Once you have the code, you can use Maven to build the shaded/fat .jar as the following:

Moogie:mapreduce sridharalla$ mvn clean compile package
[INFO] Scanning for projects...
[INFO]
[INFO] ------------------------------------------------------------------------
[INFO] Building mapreduce 1.0-SNAPSHOT
[INFO] ------------------------------------------------------------------------
[INFO]
[INFO] --- maven-clean-plugin:2.5:clean (default-clean) @ mapreduce ---
[INFO] Deleting /Users/sridharalla/git/mapreduce/target
.......
............

You should see a uber-mapreduce-1.0-SNAPSHOT.jar in the target directory; now we are ready to execute the job.

Make sure that the local Hadoop cluster, as seen in Chapter 1, Introduction to Hadoop, is started, and that you are able to browse to http://localhost:9870.

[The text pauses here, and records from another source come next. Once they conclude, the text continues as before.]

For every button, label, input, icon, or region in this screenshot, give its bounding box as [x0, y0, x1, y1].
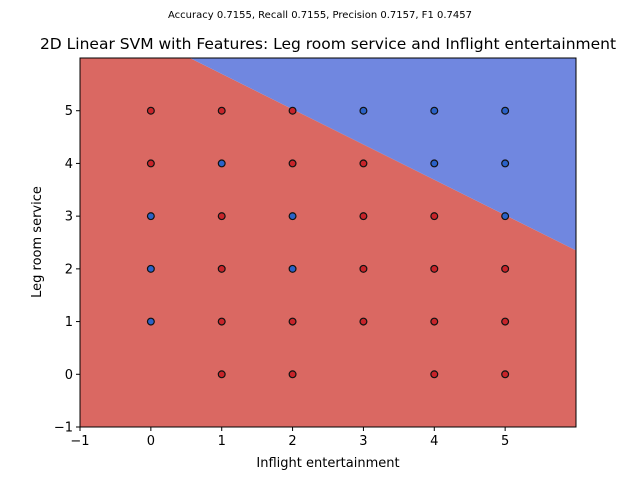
data-point-red	[217, 106, 226, 115]
data-point-blue	[146, 317, 155, 326]
x-tick-label: 1	[218, 434, 226, 449]
x-tick-label: 3	[359, 434, 367, 449]
data-point-red	[288, 370, 297, 379]
data-point-blue	[146, 264, 155, 273]
x-tick-label: 0	[147, 434, 155, 449]
data-points	[146, 106, 510, 379]
data-point-red	[359, 159, 368, 168]
x-axis-ticks: −1 0 1 2 3 4 5	[70, 427, 509, 449]
data-point-red	[288, 106, 297, 115]
chart-title: 2D Linear SVM with Features: Leg room se…	[40, 35, 616, 53]
region-above-boundary	[189, 58, 577, 251]
data-point-red	[430, 212, 439, 221]
data-point-red	[217, 317, 226, 326]
x-axis-label: Inflight entertainment	[256, 456, 399, 471]
data-point-red	[359, 264, 368, 273]
data-point-blue	[430, 159, 439, 168]
data-point-red	[430, 317, 439, 326]
y-tick-label: 0	[65, 368, 73, 383]
x-tick-label: 4	[430, 434, 438, 449]
data-point-red	[501, 264, 510, 273]
data-point-blue	[288, 212, 297, 221]
data-point-blue	[359, 106, 368, 115]
x-tick-label: 2	[288, 434, 296, 449]
data-point-red	[217, 370, 226, 379]
y-tick-label: 4	[65, 157, 73, 172]
data-point-blue	[146, 212, 155, 221]
x-tick-label: 5	[501, 434, 509, 449]
data-point-red	[217, 212, 226, 221]
metrics-suptitle: Accuracy 0.7155, Recall 0.7155, Precisio…	[168, 10, 472, 21]
region-below-boundary	[80, 58, 576, 427]
data-point-red	[359, 317, 368, 326]
data-point-red	[217, 264, 226, 273]
y-tick-label: 2	[65, 262, 73, 277]
data-point-blue	[430, 106, 439, 115]
y-axis-ticks: −1 0 1 2 3 4 5	[54, 104, 80, 436]
data-point-red	[146, 106, 155, 115]
data-point-blue	[501, 159, 510, 168]
data-point-blue	[501, 212, 510, 221]
data-point-red	[430, 370, 439, 379]
y-tick-label: 1	[65, 315, 73, 330]
y-tick-label: 3	[65, 210, 73, 225]
data-point-red	[146, 159, 155, 168]
axes-frame	[79, 57, 577, 428]
plot-area	[79, 57, 577, 428]
data-point-red	[288, 317, 297, 326]
x-tick-label: −1	[70, 434, 89, 449]
y-axis-label: Leg room service	[30, 186, 45, 298]
data-point-red	[501, 317, 510, 326]
data-point-blue	[501, 106, 510, 115]
y-tick-label: 5	[65, 104, 73, 119]
y-tick-label: −1	[54, 421, 73, 436]
data-point-blue	[288, 264, 297, 273]
data-point-red	[501, 370, 510, 379]
data-point-blue	[217, 159, 226, 168]
data-point-red	[430, 264, 439, 273]
data-point-red	[359, 212, 368, 221]
data-point-red	[288, 159, 297, 168]
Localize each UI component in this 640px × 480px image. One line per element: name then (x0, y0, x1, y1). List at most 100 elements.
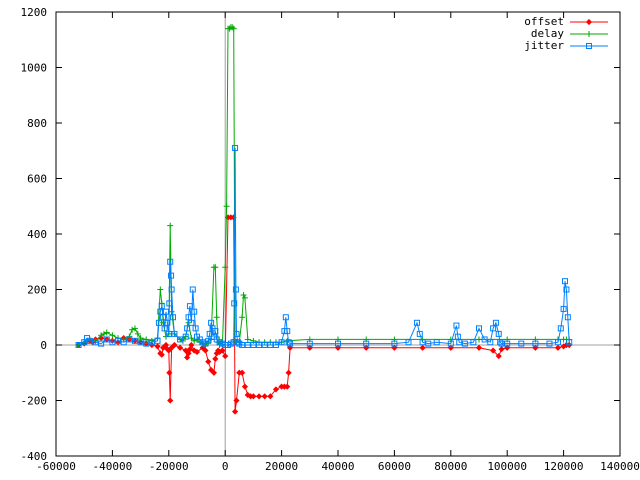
data-point-jitter (250, 342, 257, 348)
data-point-offset (232, 408, 239, 415)
data-point-delay (134, 330, 141, 337)
data-point-delay (157, 286, 164, 293)
y-tick-label: 1000 (21, 62, 48, 75)
data-point-jitter (447, 340, 454, 347)
data-point-jitter (562, 278, 569, 285)
data-point-delay (109, 332, 116, 339)
data-point-jitter (192, 325, 199, 332)
data-point-jitter (161, 325, 168, 332)
data-point-jitter (554, 339, 561, 346)
data-point-jitter (126, 336, 133, 343)
data-point-jitter (75, 342, 82, 348)
data-point-delay (213, 314, 220, 321)
data-point-jitter (191, 308, 198, 315)
data-point-jitter (461, 340, 468, 347)
data-point-offset (166, 369, 173, 376)
x-tick-label: 0 (222, 460, 229, 473)
legend-label-delay: delay (531, 27, 564, 40)
data-point-jitter (495, 330, 502, 337)
data-point-jitter (282, 314, 289, 321)
data-point-offset (177, 344, 184, 351)
data-point-jitter (267, 342, 274, 348)
data-point-jitter (137, 339, 144, 346)
data-point-offset (205, 358, 212, 365)
data-point-jitter (564, 314, 571, 321)
data-point-offset (165, 347, 172, 354)
data-point-jitter (563, 286, 570, 293)
legend-marker-offset (585, 18, 593, 26)
data-point-offset (208, 366, 215, 374)
x-tick-label: -40000 (93, 460, 133, 473)
data-point-offset (255, 393, 263, 400)
data-point-jitter (184, 325, 191, 332)
data-point-offset (212, 355, 219, 362)
data-point-jitter (143, 340, 150, 347)
data-point-jitter (230, 339, 237, 346)
data-point-jitter (171, 330, 178, 337)
series-layer (75, 24, 573, 415)
data-point-jitter (212, 328, 219, 335)
data-point-jitter (160, 314, 167, 321)
data-point-offset (475, 344, 483, 351)
data-point-jitter (231, 300, 238, 307)
data-point-offset (241, 383, 249, 390)
data-point-jitter (476, 325, 482, 332)
legend-label-jitter: jitter (524, 39, 564, 52)
data-point-jitter (492, 319, 499, 326)
data-point-jitter (335, 340, 341, 347)
data-point-offset (267, 393, 274, 400)
y-tick-label: 0 (40, 339, 47, 352)
data-point-jitter (165, 330, 172, 337)
x-tick-label: -60000 (36, 460, 76, 473)
data-point-jitter (453, 322, 460, 329)
data-point-jitter (168, 286, 175, 293)
data-point-jitter (185, 314, 192, 321)
y-tick-label: 200 (27, 284, 47, 297)
data-point-delay (222, 264, 229, 271)
data-point-jitter (285, 339, 292, 346)
data-point-jitter (115, 337, 122, 344)
data-point-jitter (481, 336, 488, 343)
data-point-offset (210, 369, 217, 376)
data-point-offset (233, 397, 240, 404)
data-point-delay (223, 203, 230, 210)
data-point-offset (554, 344, 562, 351)
data-point-offset (498, 346, 505, 353)
y-tick-label: 1200 (21, 6, 48, 19)
data-point-offset (154, 343, 161, 350)
data-point-delay (103, 329, 110, 336)
data-point-jitter (413, 319, 420, 326)
data-point-delay (241, 294, 248, 301)
data-point-jitter (272, 342, 279, 348)
data-point-jitter (456, 339, 463, 346)
data-point-jitter (92, 339, 99, 346)
data-point-jitter (419, 339, 426, 346)
data-point-jitter (189, 286, 196, 293)
data-point-jitter (261, 342, 268, 348)
data-point-delay (476, 336, 482, 343)
data-point-jitter (244, 342, 251, 348)
data-point-offset (495, 353, 502, 360)
legend-marker-delay (586, 31, 592, 37)
data-point-jitter (416, 330, 423, 337)
data-point-offset (490, 347, 497, 354)
x-tick-label: 120000 (544, 460, 584, 473)
x-tick-label: 60000 (378, 460, 411, 473)
x-tick-label: 40000 (321, 460, 354, 473)
data-point-jitter (157, 308, 164, 315)
data-point-jitter (557, 325, 564, 332)
data-point-jitter (363, 340, 370, 347)
data-point-jitter (490, 325, 497, 332)
legend-label-offset: offset (524, 15, 564, 28)
data-point-offset (188, 341, 195, 349)
data-point-jitter (120, 339, 127, 346)
data-point-jitter (167, 258, 174, 265)
data-point-delay (129, 326, 136, 333)
data-point-offset (162, 341, 170, 349)
data-point-jitter (518, 340, 525, 347)
data-point-jitter (103, 336, 110, 343)
data-point-jitter (504, 340, 511, 347)
data-point-delay (240, 292, 247, 299)
x-tick-label: 80000 (434, 460, 467, 473)
data-point-delay (212, 264, 219, 271)
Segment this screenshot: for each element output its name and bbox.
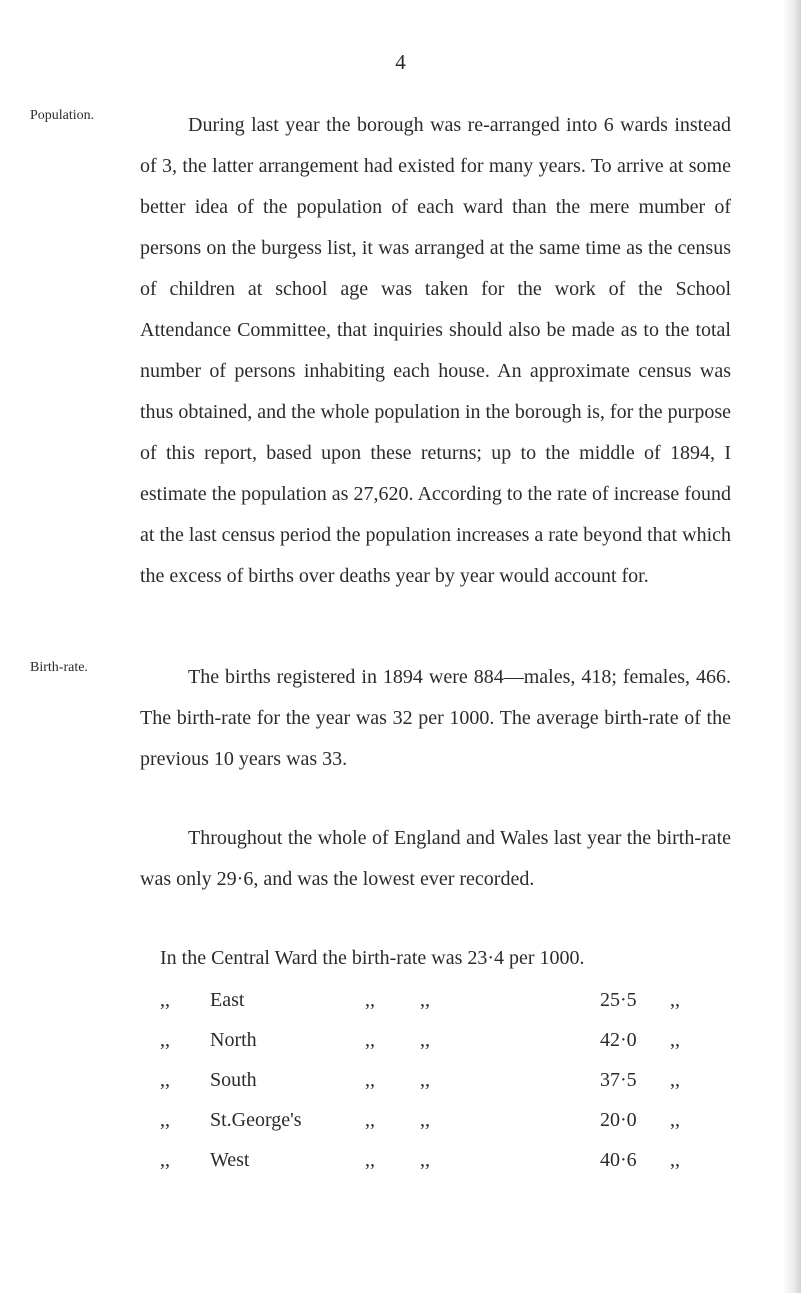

To execute the job, we will use the Hadoop binaries and the fat .jar we just built earlier as shown in the following code:

export PATH=$PATH:/Users/sridharalla/hadoop-3.1.0/bin
hdfs dfs -chmod -R 777 /user/normal

Now, run the command, as shown in the following code:

hadoop jar target/uber-mapreduce-1.0-SNAPSHOT.jar io.somethinglikethis.SingleMapper /user/normal/temperatures.csv /user/normal/output/SingleMapper

The job will run, and you should be able to see output as shown in the following code:

Moogie:target sridharalla$ hadoop jar uber-mapreduce-1.0-SNAPSHOT.jar io.somethinglikethis.SingleMapper /user/normal/temperatures.csv /user/normal/output/SingleMapper
2018-05-20 18:38:01,399 WARN util.NativeCodeLoader: Unable to load native-hadoop library for your platform... using builtin-java classes where applicable
2018-05-20 18:38:02,248 INFO impl.MetricsConfig: loaded properties from hadoop-metrics2.properties
......

Pay particular attention to the output counters:

Map-Reduce Framework
 Map input records=28
 Map output records=27
 Map output bytes=162
 Map output materialized bytes=222
 Input split bytes=115
 Combine input records=0
 Combine output records=0
 Reduce input groups=6
 Reduce shuffle bytes=222
 Reduce input records=27
 Reduce output records=27
 Spilled Records=54
 Shuffled Maps =1
 Failed Shuffles=0
 Merged Map outputs=1
 GC time elapsed (ms)=13
 Total committed heap usage (bytes)=1084227584

This shows that 27 records were output from the mapper, and there is no reducer action and all input records are output on a 1:1 basis. You will be able to check this using the HDFS browser by simply using http://localhost:9870 and jumping into the output directory shown under /user/normal/output as shown in the following screenshot:

Figure: Screenshot showing how to check output from output directory

Now find the SingleMapper folder and go into this directory as shown in the following screenshot:

Figure: Screenshot showing SingleMapper folder

Going further down into this SingleMapper folder:

Figure: Screenshot showing further down in the SingleMapper folder

Finally, click on the part-r-00000 file seen in the following screenshot:

Figure: Screenshot showing the file to be selected

You will see a screen showing the file properties as seen in the following screenshot:

Figure: screenshot showing the file properties

Using head/tail option in the preceding screenshot you can view the content of the file as shown in the following screenshot:

Figure: Screenshot showing content of the file

This shows the output of the SingleMapper job as simply writing each row's cityID and temperature without any calculations.

You can also use the command line to view the contents of output hdfs dfs -cat /user/normal/output/SingleMapper/part-r-00000.

The output file contents are shown in the following code:

This concludes the SingleMapper job execution and the output is as expected.